HARRISBURG, Pa. — President Joe Biden designated a national monument at a former Native American boarding school in Pennsylvania on Monday to honor the resilience of Indigenous tribes whose children were forced to attend the school and hundreds of similar abusive institutions.
The creation of the Carlisle Federal Indian Boarding School National Monument — announced during a tribal leaders summit at the White House — is intended to confront what Biden referred to as a ''dark chapter'' in the nation's history.
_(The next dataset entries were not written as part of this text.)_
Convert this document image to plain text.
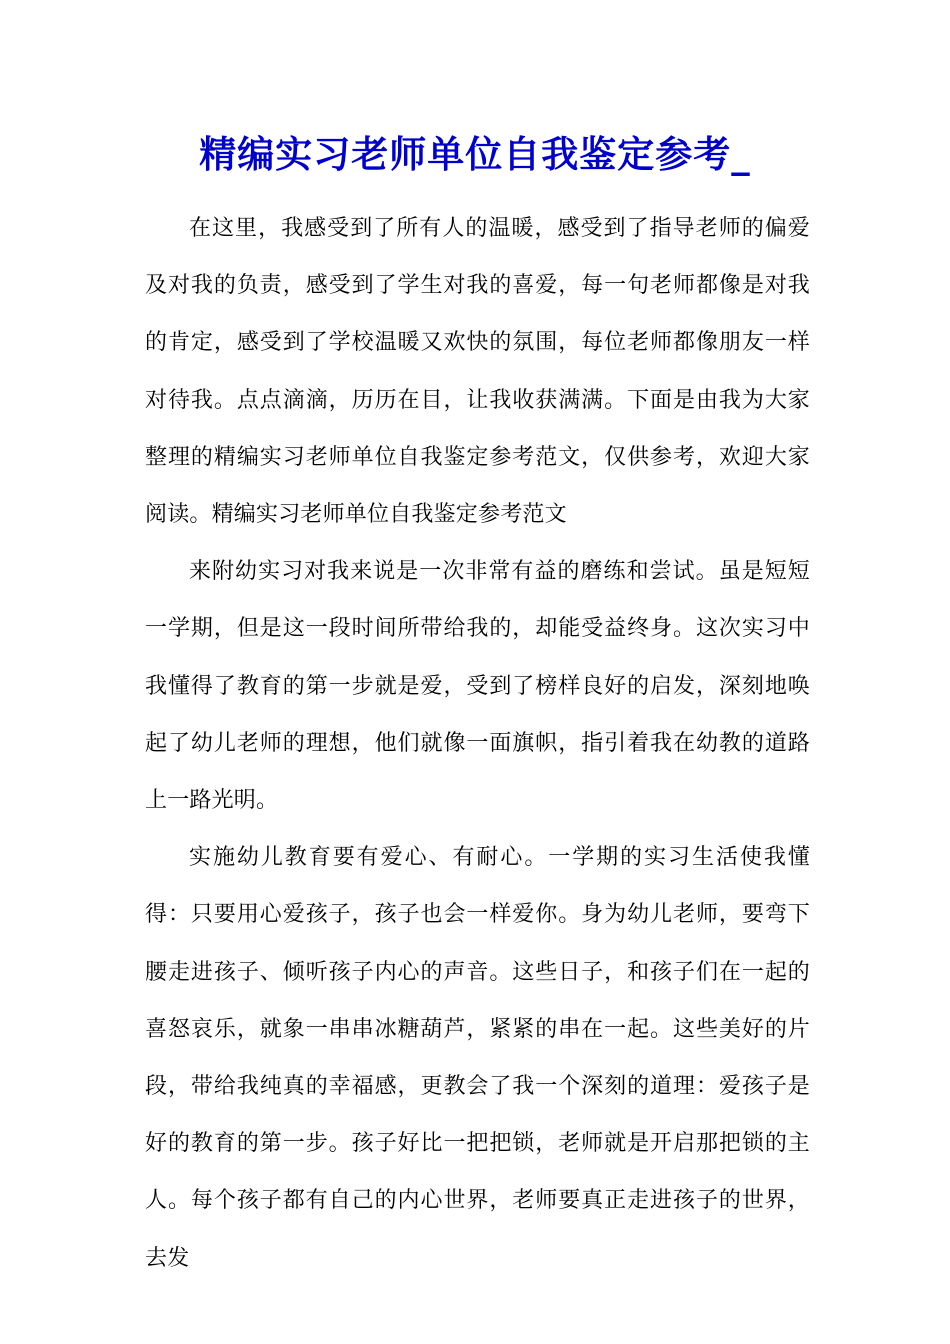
精编实习老师单位自我鉴定参考_

在这里，我感受到了所有人的温暖，感受到了指导老师的偏爱及对我的负责，感受到了学生对我的喜爱，每一句老师都像是对我的肯定，感受到了学校温暖又欢快的氛围，每位老师都像朋友一样对待我。点点滴滴，历历在目，让我收获满满。下面是由我为大家整理的精编实习老师单位自我鉴定参考范文，仅供参考，欢迎大家阅读。精编实习老师单位自我鉴定参考范文

来附幼实习对我来说是一次非常有益的磨练和尝试。虽是短短一学期，但是这一段时间所带给我的，却能受益终身。这次实习中我懂得了教育的第一步就是爱，受到了榜样良好的启发，深刻地唤起了幼儿老师的理想，他们就像一面旗帜，指引着我在幼教的道路上一路光明。

实施幼儿教育要有爱心、有耐心。一学期的实习生活使我懂得：只要用心爱孩子，孩子也会一样爱你。身为幼儿老师，要弯下腰走进孩子、倾听孩子内心的声音。这些日子，和孩子们在一起的喜怒哀乐，就象一串串冰糖葫芦，紧紧的串在一起。这些美好的片段，带给我纯真的幸福感，更教会了我一个深刻的道理：爱孩子是好的教育的第一步。孩子好比一把把锁，老师就是开启那把锁的主人。每个孩子都有自己的内心世界，老师要真正走进孩子的世界，去发
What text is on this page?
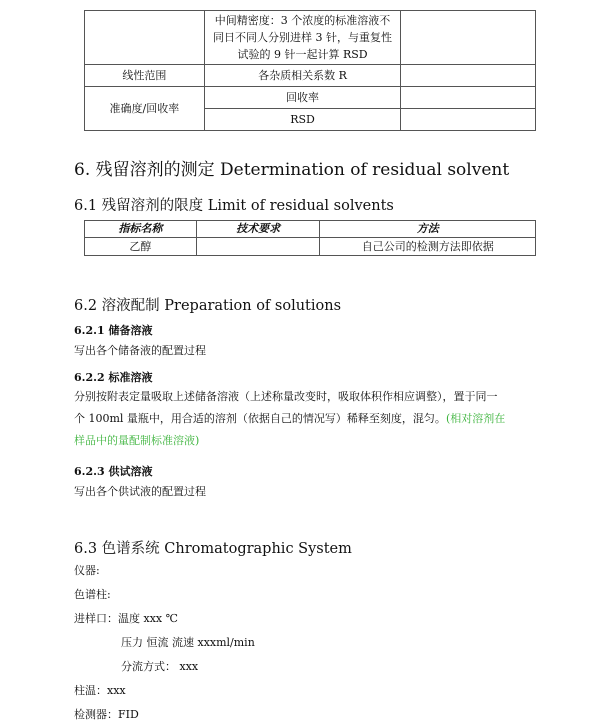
	中间精密度：3 个浓度的标准溶液不
同日不同人分别进样 3 针，与重复性
试验的 9 针一起计算 RSD	

线性范围	各杂质相关系数 R	
准确度/回收率	回收率	
	RSD	
6. 残留溶剂的测定 Determination of residual solvent
6.1 残留溶剂的限度 Limit of residual solvents
指标名称	技术要求	方法
乙醇		自己公司的检测方法即依据
6.2 溶液配制 Preparation of solutions
6.2.1 储备溶液
写出各个储备液的配置过程
6.2.2 标准溶液
分别按附表定量吸取上述储备溶液（上述称量改变时，吸取体积作相应调整），置于同一
个 100ml 量瓶中，用合适的溶剂（依据自己的情况写）稀释至刻度，混匀。(相对溶剂在
样品中的量配制标准溶液)
6.2.3 供试溶液
写出各个供试液的配置过程
6.3 色谱系统 Chromatographic System
仪器:
色谱柱:
进样口：温度 xxx ℃
压力 恒流 流速 xxxml/min
分流方式： xxx
柱温：xxx
检测器：FID
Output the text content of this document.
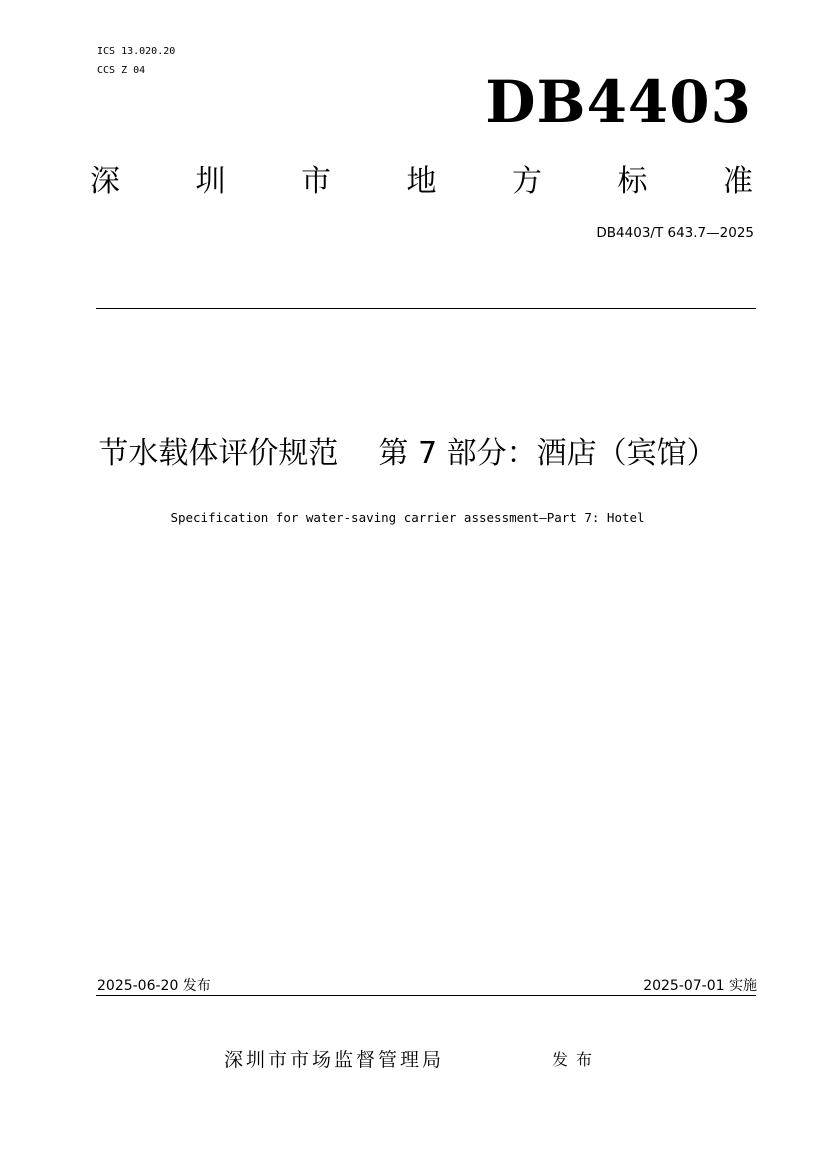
ICS 13.020.20
CCS Z 04	DB4403
深	圳	市	地	方	标	准
DB4403/T 643.7—2025
节水载体评价规范 第 7 部分：酒店（宾馆）
Specification for water-saving carrier assessment—Part 7: Hotel
2025-06-20 发布	2025-07-01 实施
深圳市市场监督管理局	发布
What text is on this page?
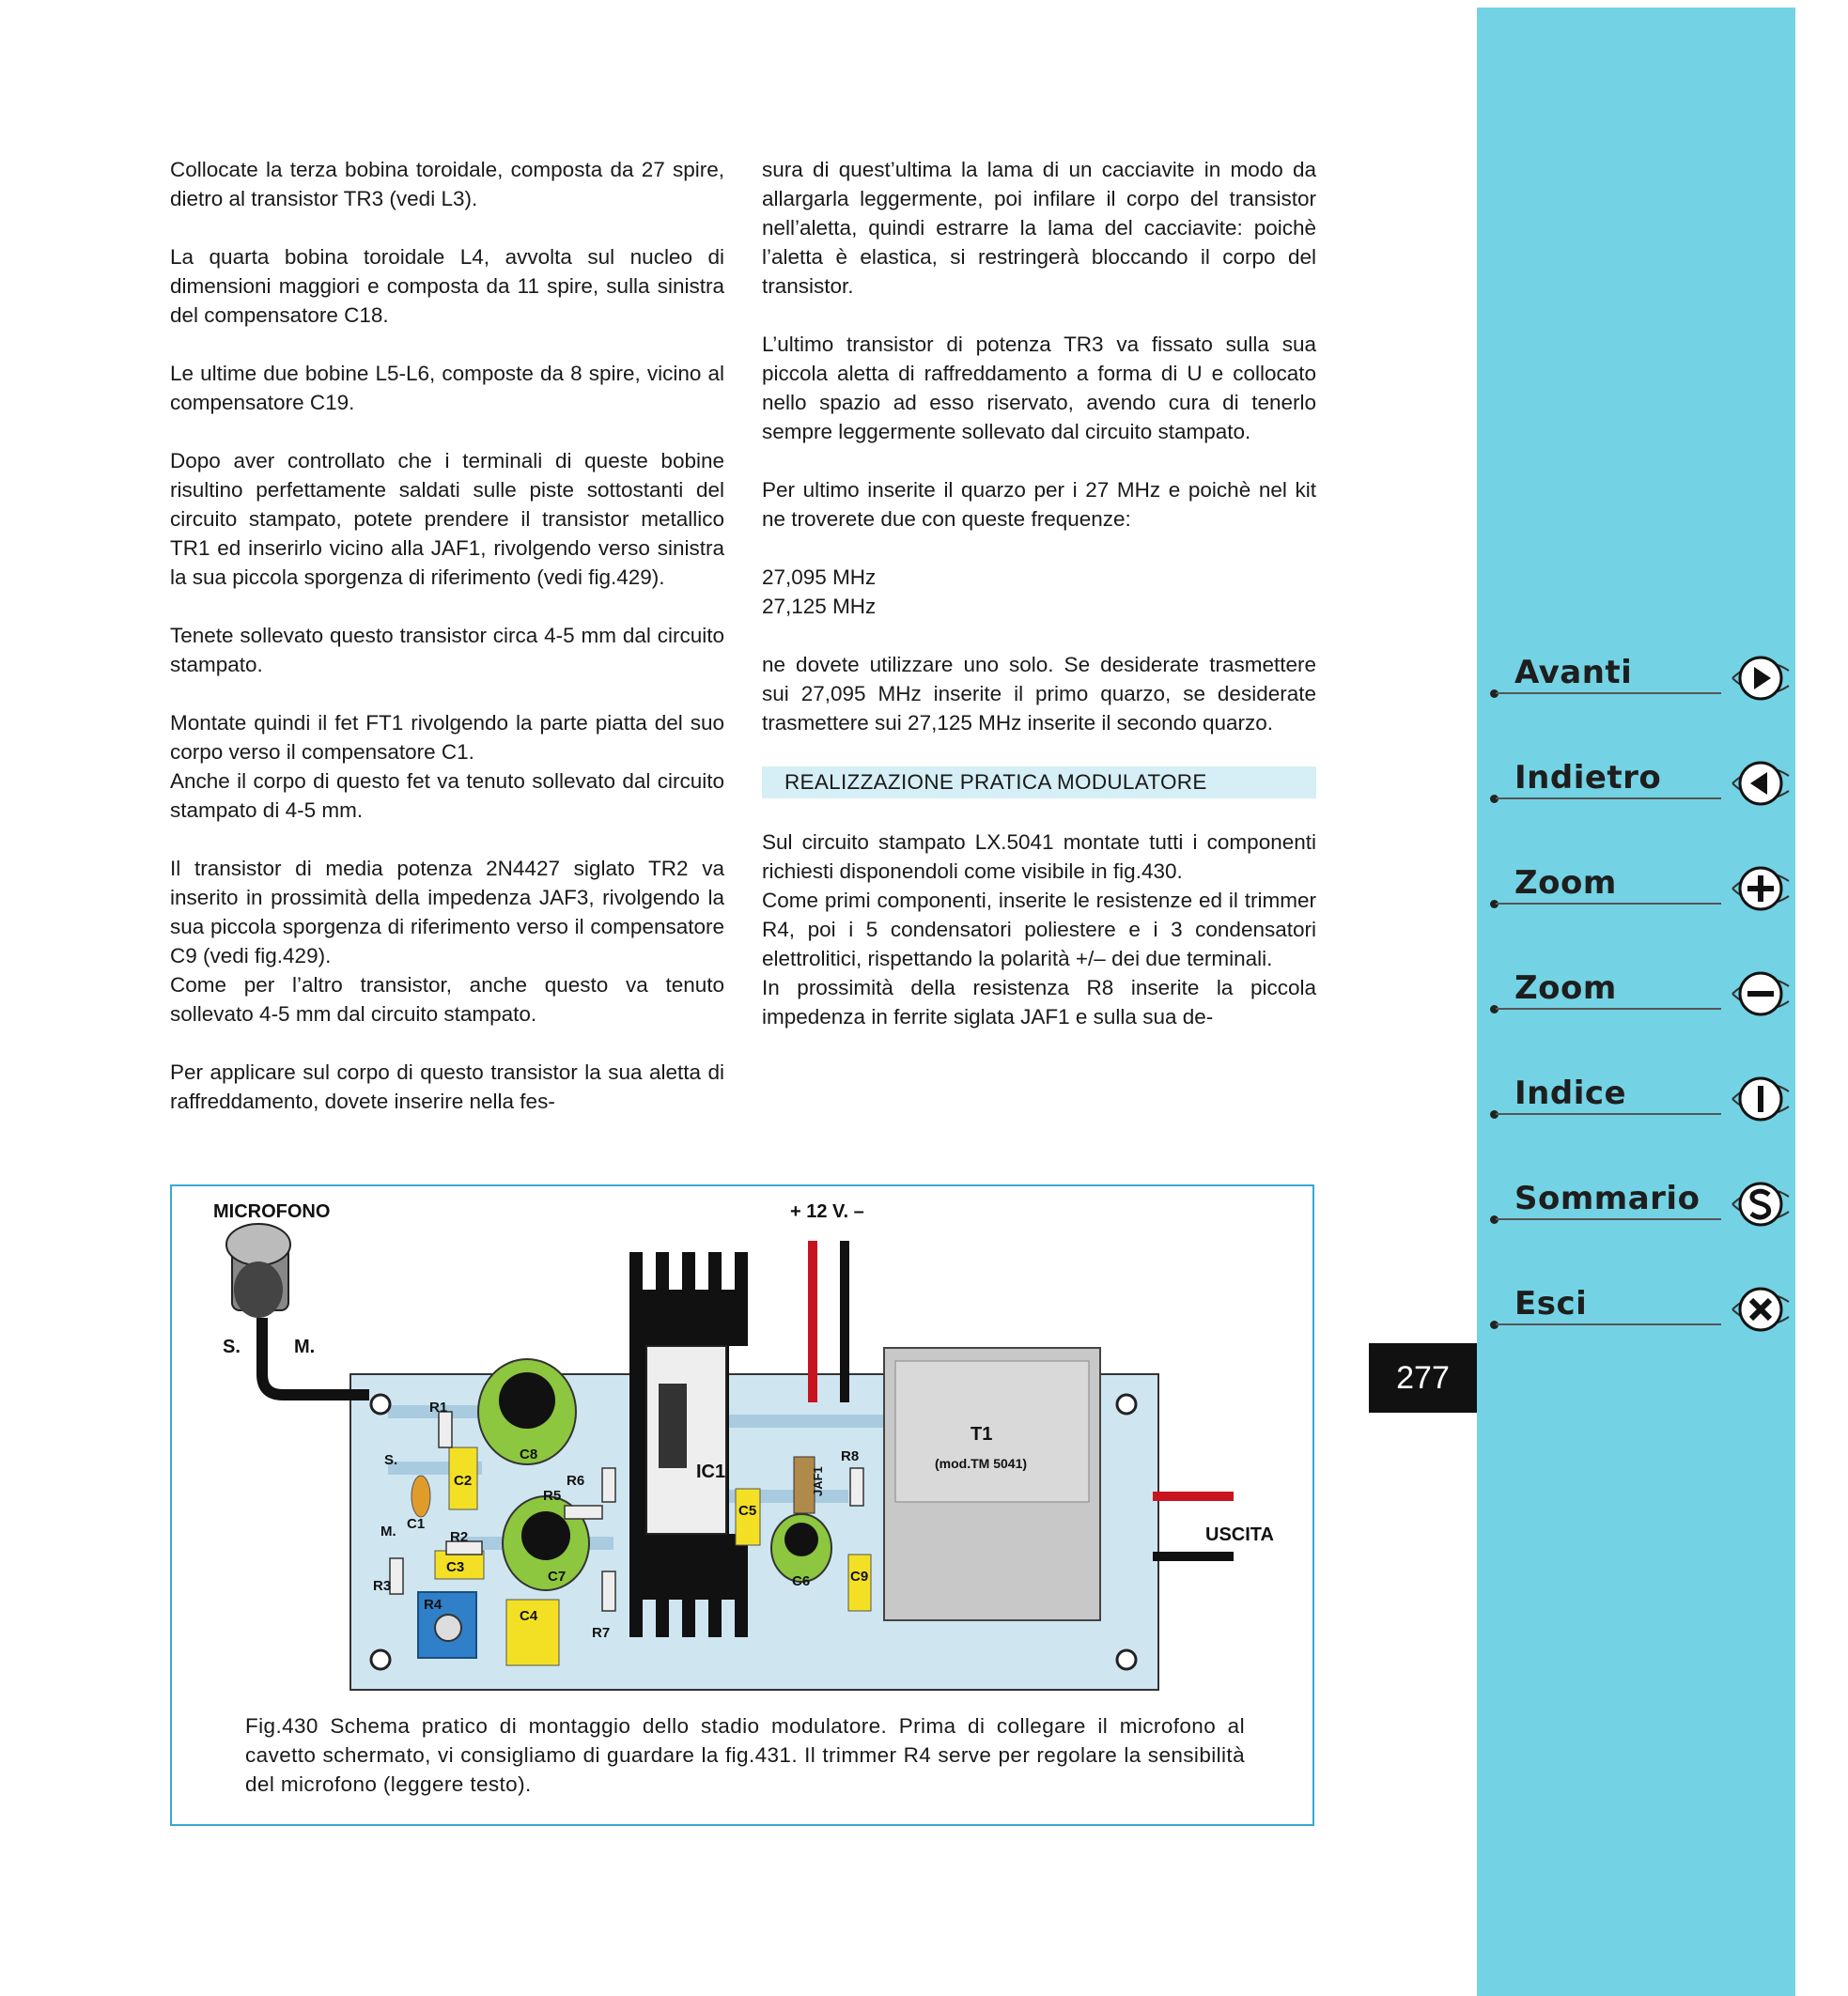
Collocate la terza bobina toroidale, composta da 27 spire, dietro al transistor TR3 (vedi L3).

La quarta bobina toroidale L4, avvolta sul nucleo di dimensioni maggiori e composta da 11 spire, sulla sinistra del compensatore C18.

Le ultime due bobine L5-L6, composte da 8 spire, vicino al compensatore C19.

Dopo aver controllato che i terminali di queste bobine risultino perfettamente saldati sulle piste sottostanti del circuito stampato, potete prendere il transistor metallico TR1 ed inserirlo vicino alla JAF1, rivolgendo verso sinistra la sua piccola sporgenza di riferimento (vedi fig.429).

Tenete sollevato questo transistor circa 4-5 mm dal circuito stampato.

Montate quindi il fet FT1 rivolgendo la parte piatta del suo corpo verso il compensatore C1.

Anche il corpo di questo fet va tenuto sollevato dal circuito stampato di 4-5 mm.

Il transistor di media potenza 2N4427 siglato TR2 va inserito in prossimità della impedenza JAF3, rivolgendo la sua piccola sporgenza di riferimento verso il compensatore C9 (vedi fig.429).

Come per l’altro transistor, anche questo va tenuto sollevato 4-5 mm dal circuito stampato.

Per applicare sul corpo di questo transistor la sua aletta di raffreddamento, dovete inserire nella fes-

sura di quest’ultima la lama di un cacciavite in modo da allargarla leggermente, poi infilare il corpo del transistor nell’aletta, quindi estrarre la lama del cacciavite: poichè l’aletta è elastica, si restringerà bloccando il corpo del transistor.

L’ultimo transistor di potenza TR3 va fissato sulla sua piccola aletta di raffreddamento a forma di U e collocato nello spazio ad esso riservato, avendo cura di tenerlo sempre leggermente sollevato dal circuito stampato.

Per ultimo inserite il quarzo per i 27 MHz e poichè nel kit ne troverete due con queste frequenze:

27,095 MHz

27,125 MHz

ne dovete utilizzare uno solo. Se desiderate trasmettere sui 27,095 MHz inserite il primo quarzo, se desiderate trasmettere sui 27,125 MHz inserite il secondo quarzo.

REALIZZAZIONE PRATICA MODULATORE

Sul circuito stampato LX.5041 montate tutti i componenti richiesti disponendoli come visibile in fig.430.

Come primi componenti, inserite le resistenze ed il trimmer R4, poi i 5 condensatori poliestere e i 3 condensatori elettrolitici, rispettando la polarità +/– dei due terminali.

In prossimità della resistenza R8 inserite la piccola impedenza in ferrite siglata JAF1 e sulla sua de-

MICROFONO
S.	M.
+ 12 V. –
IC1
T1
(mod.TM 5041)
USCITA
R1
R2
R3
R4
R5
R6
R7
R8
C1
C2
C3
C4
C5
C6
C7
C8
C9
JAF1
S.
M.
Fig.430 Schema pratico di montaggio dello stadio modulatore. Prima di collegare il microfono al cavetto schermato, vi consigliamo di guardare la fig.431. Il trimmer R4 serve per regolare la sensibilità del microfono (leggere testo).
Avanti
Indietro
Zoom
Zoom
Indice
Sommario
Esci
277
''We're not about erasing history. We're about recognizing history — the good, the bad and the ugly,'' Biden said. ''I don't want people forgetting 10, 20, 30, 50 years from now and pretend it didn't happen.''
Thousands of Native children passed through the notorious Carlisle Indian Industrial School between 1879 and 1918, including Olympian Jim Thorpe. They came from dozens of tribes under forced assimilation policies that were meant to erase Native American traditions and ''civilize" the children so they would better fit into white society.
It was the first school of its type and became a template for a network of government-backed Native American boarding schools that ultimately expanded to at least 37 states and territories.
''About 7,800 children from more than 140 tribes were sent to Carlisle — stolen from their families, their tribes and their homelands. It was wrong making the Carlisle Indian school a national model,'' Biden told the White House summit.
Thorpe's great-grandson, James Thorpe Kossakowski, called Biden's designation an important and ''historic'' step toward broadening Americans' understanding of the federal government's forced assimilation policy.
''It's very emotional for me to walk around, to look at the area where my great-grandfather had gone through school, where he had met my great-grandmother, where they were married, where he stayed in his dorm room, where he worked out and trained,'' Kossakowski, 54, of Elburn, Illinois, said in an interview.